Excel 2003: Bei der Erstellung einer Kastengrafik in Excel 2003 gestaltet sich dieser letzte Schritt noch etwas anders. Excel 2003 erstellt zwar Sekundärachsen für die Erwartungswert-Datenreihe, allerdings wird die vertikale Sekundärachse von der bisherigen Primärachse verdeckt (im Beispiel die Achse mit der Beschriftung: Reihe A, Reihe B, Reihe C …). Klicken Sie also am oberen Ende des Diagramms auf die Sekundärachse, öffnen Sie den Dialog Achse formatieren und aktivieren Sie die Option Achse schneidet bei Maximaler Achsenwert.
Die vertikale Sekundärachse erscheint jetzt auf der rechten Seite des Diagramms. Rufen Sie jetzt wieder die Achsenoptionen auf und invertieren Sie Anordnung über die Option Werte in umgekehrter Reihenfolge (falls Sie vorher auch die Reihenfolge der Kastengrafiken invertiert haben).
Zum Abschluss können Sie noch einige allgemeine Formatierungen vornehmen, die der besseren Darstellung dienen. Für die Erwartungswerte empfiehlt sich eine kontrastreiche Farbgebung. Außerdem kann die vertikale Sekundärachse (am rechten Ende des Diagramms) verborgen werden, die schließlich nur mit Hilfswerten beschriftet ist. Rufen Sie dazu per Rechtsklick den Dialog Achse formatieren auf und legen Sie für Teilstriche und Beschriftungen (ggf. Linie) den Wert Keine fest.
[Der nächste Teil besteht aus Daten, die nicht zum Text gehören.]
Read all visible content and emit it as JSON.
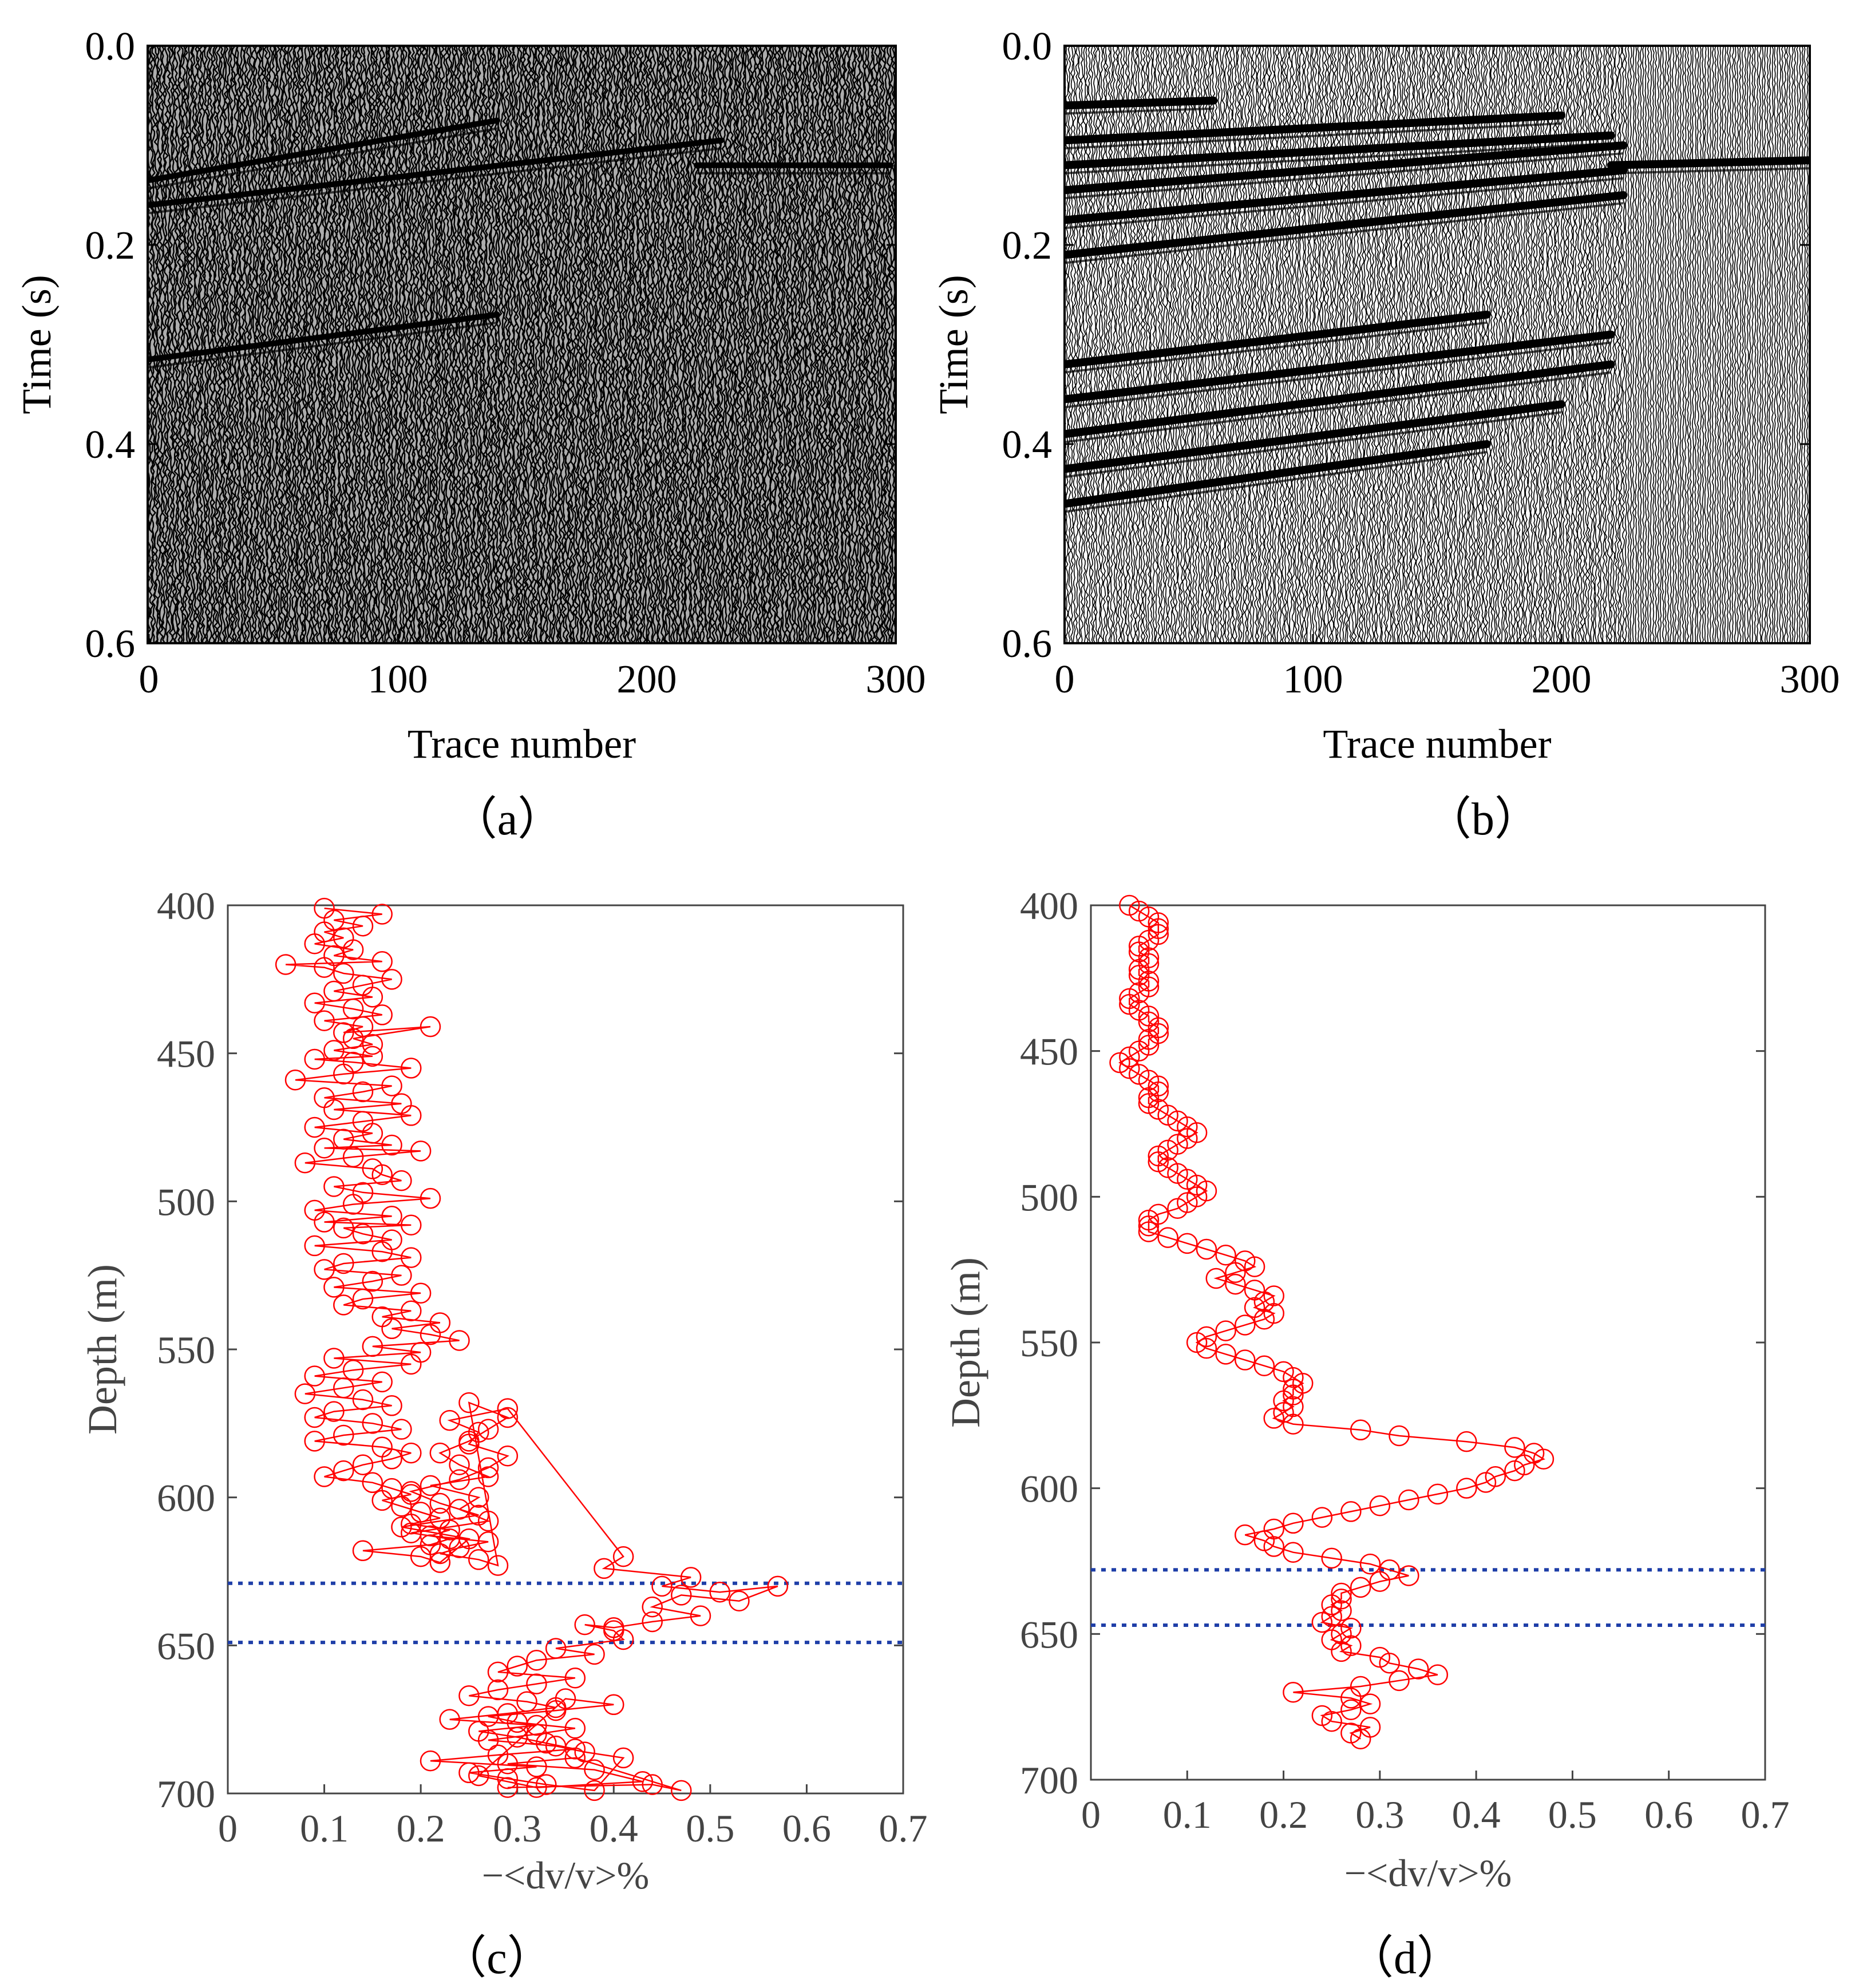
{
  "figure": {
    "colors": {
      "axis": "#000000",
      "axis_gray": "#444444",
      "seismic_ink": "#000000",
      "marker": "#ff0000",
      "guide_line": "#1f3fa8"
    }
  },
  "chart_data": [
    {
      "id": "a",
      "type": "heatmap",
      "subtitle": "（a）",
      "xlabel": "Trace number",
      "ylabel": "Time (s)",
      "xlim": [
        0,
        300
      ],
      "ylim": [
        0.6,
        0.0
      ],
      "xticks": [
        "0",
        "100",
        "200",
        "300"
      ],
      "yticks": [
        "0.0",
        "0.2",
        "0.4",
        "0.6"
      ],
      "xtick_values": [
        0,
        100,
        200,
        300
      ],
      "ytick_values": [
        0.0,
        0.2,
        0.4,
        0.6
      ],
      "events": [
        {
          "trace_start": 0,
          "trace_end": 140,
          "t_start": 0.135,
          "t_end": 0.075
        },
        {
          "trace_start": 0,
          "trace_end": 230,
          "t_start": 0.16,
          "t_end": 0.095
        },
        {
          "trace_start": 220,
          "trace_end": 298,
          "t_start": 0.12,
          "t_end": 0.12
        },
        {
          "trace_start": 0,
          "trace_end": 140,
          "t_start": 0.315,
          "t_end": 0.27
        }
      ]
    },
    {
      "id": "b",
      "type": "heatmap",
      "subtitle": "（b）",
      "xlabel": "Trace number",
      "ylabel": "Time (s)",
      "xlim": [
        0,
        300
      ],
      "ylim": [
        0.6,
        0.0
      ],
      "xticks": [
        "0",
        "100",
        "200",
        "300"
      ],
      "yticks": [
        "0.0",
        "0.2",
        "0.4",
        "0.6"
      ],
      "xtick_values": [
        0,
        100,
        200,
        300
      ],
      "ytick_values": [
        0.0,
        0.2,
        0.4,
        0.6
      ],
      "events": [
        {
          "trace_start": 0,
          "trace_end": 60,
          "t_start": 0.06,
          "t_end": 0.055
        },
        {
          "trace_start": 0,
          "trace_end": 200,
          "t_start": 0.095,
          "t_end": 0.07
        },
        {
          "trace_start": 0,
          "trace_end": 220,
          "t_start": 0.12,
          "t_end": 0.09
        },
        {
          "trace_start": 0,
          "trace_end": 225,
          "t_start": 0.145,
          "t_end": 0.1
        },
        {
          "trace_start": 0,
          "trace_end": 225,
          "t_start": 0.175,
          "t_end": 0.125
        },
        {
          "trace_start": 0,
          "trace_end": 225,
          "t_start": 0.21,
          "t_end": 0.15
        },
        {
          "trace_start": 220,
          "trace_end": 300,
          "t_start": 0.12,
          "t_end": 0.115
        },
        {
          "trace_start": 0,
          "trace_end": 170,
          "t_start": 0.32,
          "t_end": 0.27
        },
        {
          "trace_start": 0,
          "trace_end": 220,
          "t_start": 0.355,
          "t_end": 0.29
        },
        {
          "trace_start": 0,
          "trace_end": 220,
          "t_start": 0.39,
          "t_end": 0.32
        },
        {
          "trace_start": 0,
          "trace_end": 200,
          "t_start": 0.425,
          "t_end": 0.36
        },
        {
          "trace_start": 0,
          "trace_end": 170,
          "t_start": 0.46,
          "t_end": 0.4
        }
      ]
    },
    {
      "id": "c",
      "type": "line",
      "subtitle": "（c）",
      "xlabel": "−<dv/v>%",
      "ylabel": "Depth (m)",
      "xlim": [
        0,
        0.7
      ],
      "ylim": [
        700,
        400
      ],
      "xticks": [
        "0",
        "0.1",
        "0.2",
        "0.3",
        "0.4",
        "0.5",
        "0.6",
        "0.7"
      ],
      "yticks": [
        "400",
        "450",
        "500",
        "550",
        "600",
        "650",
        "700"
      ],
      "xtick_values": [
        0,
        0.1,
        0.2,
        0.3,
        0.4,
        0.5,
        0.6,
        0.7
      ],
      "ytick_values": [
        400,
        450,
        500,
        550,
        600,
        650,
        700
      ],
      "hlines": [
        629,
        649
      ],
      "series": [
        {
          "name": "dv/v",
          "x": [
            0.1,
            0.16,
            0.11,
            0.14,
            0.1,
            0.12,
            0.09,
            0.13,
            0.11,
            0.16,
            0.06,
            0.1,
            0.12,
            0.17,
            0.14,
            0.11,
            0.15,
            0.09,
            0.13,
            0.16,
            0.1,
            0.14,
            0.12,
            0.21,
            0.13,
            0.15,
            0.11,
            0.15,
            0.09,
            0.13,
            0.19,
            0.12,
            0.07,
            0.17,
            0.14,
            0.1,
            0.18,
            0.11,
            0.19,
            0.14,
            0.09,
            0.15,
            0.12,
            0.17,
            0.1,
            0.2,
            0.13,
            0.08,
            0.15,
            0.16,
            0.18,
            0.11,
            0.14,
            0.21,
            0.13,
            0.09,
            0.17,
            0.1,
            0.19,
            0.12,
            0.14,
            0.17,
            0.09,
            0.16,
            0.19,
            0.12,
            0.1,
            0.18,
            0.15,
            0.11,
            0.2,
            0.14,
            0.12,
            0.19,
            0.16,
            0.22,
            0.17,
            0.21,
            0.24,
            0.15,
            0.2,
            0.11,
            0.19,
            0.13,
            0.09,
            0.16,
            0.12,
            0.08,
            0.14,
            0.17,
            0.11,
            0.09,
            0.15,
            0.18,
            0.12,
            0.09,
            0.16,
            0.19,
            0.17,
            0.14,
            0.12,
            0.1,
            0.15,
            0.17,
            0.19,
            0.16,
            0.18,
            0.2,
            0.22,
            0.19,
            0.23,
            0.21,
            0.27,
            0.24,
            0.22,
            0.26,
            0.28,
            0.25,
            0.29,
            0.27,
            0.25,
            0.22,
            0.24,
            0.27,
            0.21,
            0.26,
            0.24,
            0.27,
            0.19,
            0.23,
            0.21,
            0.14,
            0.2,
            0.22,
            0.25,
            0.18,
            0.26,
            0.22,
            0.19,
            0.24,
            0.27,
            0.29,
            0.25,
            0.26,
            0.23,
            0.29,
            0.41,
            0.39,
            0.48,
            0.45,
            0.51,
            0.57,
            0.53,
            0.47,
            0.44,
            0.49,
            0.44,
            0.4,
            0.37,
            0.4,
            0.41,
            0.34,
            0.38,
            0.32,
            0.3,
            0.28,
            0.36,
            0.32,
            0.28,
            0.25,
            0.31,
            0.34,
            0.29,
            0.23,
            0.32,
            0.26,
            0.3,
            0.33,
            0.36,
            0.28,
            0.21,
            0.32,
            0.25,
            0.29,
            0.33,
            0.38,
            0.41,
            0.37,
            0.34,
            0.27,
            0.32,
            0.36,
            0.3,
            0.27,
            0.34,
            0.4,
            0.35,
            0.26,
            0.32,
            0.43,
            0.38,
            0.29,
            0.36,
            0.47,
            0.44,
            0.29
          ],
          "y": [
            401,
            403,
            405,
            407,
            409,
            411,
            413,
            415,
            417,
            419,
            420,
            421,
            423,
            425,
            427,
            429,
            431,
            433,
            435,
            437,
            439,
            441,
            443,
            441,
            445,
            447,
            449,
            451,
            452,
            453,
            455,
            457,
            459,
            461,
            463,
            465,
            467,
            469,
            471,
            473,
            475,
            477,
            479,
            481,
            482,
            483,
            485,
            487,
            489,
            491,
            493,
            495,
            497,
            499,
            501,
            503,
            505,
            507,
            508,
            509,
            511,
            513,
            515,
            517,
            519,
            521,
            523,
            525,
            527,
            529,
            531,
            533,
            535,
            537,
            539,
            541,
            543,
            545,
            547,
            549,
            551,
            553,
            555,
            557,
            559,
            561,
            563,
            565,
            567,
            569,
            571,
            573,
            575,
            577,
            579,
            581,
            583,
            585,
            587,
            589,
            591,
            593,
            595,
            597,
            599,
            601,
            603,
            605,
            607,
            609,
            611,
            613,
            615,
            617,
            619,
            621,
            623,
            568,
            573,
            577,
            581,
            585,
            589,
            593,
            596,
            600,
            604,
            608,
            612,
            614,
            616,
            618,
            620,
            622,
            614,
            610,
            606,
            602,
            598,
            594,
            590,
            586,
            582,
            578,
            574,
            570,
            620,
            624,
            627,
            630,
            632,
            630,
            635,
            633,
            637,
            640,
            642,
            644,
            643,
            645,
            648,
            651,
            653,
            655,
            657,
            659,
            661,
            663,
            665,
            667,
            669,
            671,
            673,
            675,
            677,
            679,
            681,
            683,
            685,
            687,
            689,
            691,
            693,
            695,
            697,
            699,
            688,
            686,
            684,
            682,
            680,
            678,
            676,
            674,
            672,
            670,
            668,
            694,
            698,
            696,
            692,
            690,
            688,
            699,
            697,
            698
          ]
        }
      ]
    },
    {
      "id": "d",
      "type": "line",
      "subtitle": "（d）",
      "xlabel": "−<dv/v>%",
      "ylabel": "Depth (m)",
      "xlim": [
        0,
        0.7
      ],
      "ylim": [
        700,
        400
      ],
      "xticks": [
        "0",
        "0.1",
        "0.2",
        "0.3",
        "0.4",
        "0.5",
        "0.6",
        "0.7"
      ],
      "yticks": [
        "400",
        "450",
        "500",
        "550",
        "600",
        "650",
        "700"
      ],
      "xtick_values": [
        0,
        0.1,
        0.2,
        0.3,
        0.4,
        0.5,
        0.6,
        0.7
      ],
      "ytick_values": [
        400,
        450,
        500,
        550,
        600,
        650,
        700
      ],
      "hlines": [
        628,
        647
      ],
      "series": [
        {
          "name": "dv/v",
          "x": [
            0.04,
            0.05,
            0.06,
            0.07,
            0.07,
            0.07,
            0.06,
            0.05,
            0.05,
            0.06,
            0.06,
            0.05,
            0.05,
            0.06,
            0.06,
            0.05,
            0.04,
            0.04,
            0.05,
            0.06,
            0.06,
            0.07,
            0.07,
            0.06,
            0.06,
            0.05,
            0.04,
            0.03,
            0.04,
            0.05,
            0.06,
            0.07,
            0.07,
            0.06,
            0.06,
            0.07,
            0.08,
            0.09,
            0.1,
            0.11,
            0.1,
            0.09,
            0.08,
            0.07,
            0.07,
            0.08,
            0.09,
            0.1,
            0.11,
            0.12,
            0.11,
            0.1,
            0.09,
            0.07,
            0.06,
            0.06,
            0.06,
            0.08,
            0.1,
            0.12,
            0.14,
            0.16,
            0.17,
            0.15,
            0.13,
            0.15,
            0.17,
            0.19,
            0.18,
            0.17,
            0.19,
            0.18,
            0.16,
            0.14,
            0.12,
            0.11,
            0.12,
            0.14,
            0.16,
            0.18,
            0.2,
            0.21,
            0.22,
            0.21,
            0.21,
            0.2,
            0.21,
            0.2,
            0.19,
            0.21,
            0.28,
            0.32,
            0.39,
            0.44,
            0.46,
            0.47,
            0.45,
            0.44,
            0.42,
            0.41,
            0.39,
            0.36,
            0.33,
            0.3,
            0.27,
            0.24,
            0.21,
            0.19,
            0.16,
            0.18,
            0.19,
            0.21,
            0.25,
            0.29,
            0.31,
            0.33,
            0.3,
            0.28,
            0.26,
            0.26,
            0.25,
            0.26,
            0.25,
            0.24,
            0.27,
            0.26,
            0.25,
            0.27,
            0.26,
            0.3,
            0.31,
            0.34,
            0.36,
            0.32,
            0.28,
            0.21,
            0.27,
            0.29,
            0.27,
            0.24,
            0.25,
            0.29,
            0.27,
            0.28
          ],
          "y": [
            400,
            402,
            404,
            406,
            408,
            410,
            412,
            414,
            416,
            418,
            420,
            422,
            424,
            426,
            428,
            430,
            432,
            434,
            436,
            438,
            440,
            442,
            444,
            446,
            448,
            450,
            452,
            454,
            456,
            458,
            460,
            462,
            464,
            466,
            468,
            470,
            472,
            474,
            476,
            478,
            480,
            482,
            484,
            486,
            488,
            490,
            492,
            494,
            496,
            498,
            500,
            502,
            504,
            506,
            508,
            510,
            512,
            514,
            516,
            518,
            520,
            522,
            524,
            526,
            528,
            530,
            532,
            534,
            536,
            538,
            540,
            542,
            544,
            546,
            548,
            550,
            552,
            554,
            556,
            558,
            560,
            562,
            564,
            566,
            568,
            570,
            572,
            574,
            576,
            578,
            580,
            582,
            584,
            586,
            588,
            590,
            592,
            594,
            596,
            598,
            600,
            602,
            604,
            606,
            608,
            610,
            612,
            614,
            616,
            618,
            620,
            622,
            624,
            626,
            628,
            630,
            632,
            634,
            636,
            638,
            640,
            642,
            644,
            646,
            648,
            650,
            652,
            654,
            656,
            658,
            660,
            662,
            664,
            666,
            668,
            670,
            672,
            674,
            676,
            678,
            680,
            682,
            684,
            686
          ]
        }
      ]
    }
  ]
}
Fertig! Ein einfacher und schneller Weg, um Kastengrafiken zu erzeugen.
Vielen Dank für die gute Anleitung!!! Es gibt leider ein Problem, wenn es sowohl positive als auch negative Daten gibt. Dann funktioniert Eure Darstellungsmethode nämlich nicht richtig: Die ganze Box wird dann fälschlich nach oben geschoben und es gibt eine Lücke zwischen der unteren Antenne und der Box.
Du kannst die deine Daten einfach per Addition ins positive verschieben, die Beschriftung entfernen und mit Hilfe einer extra Data series + Data labels basierend auf bestimmten Zellen (in diesen die korrekten Werte für negativ bis positiv hinterlegen) erstellen.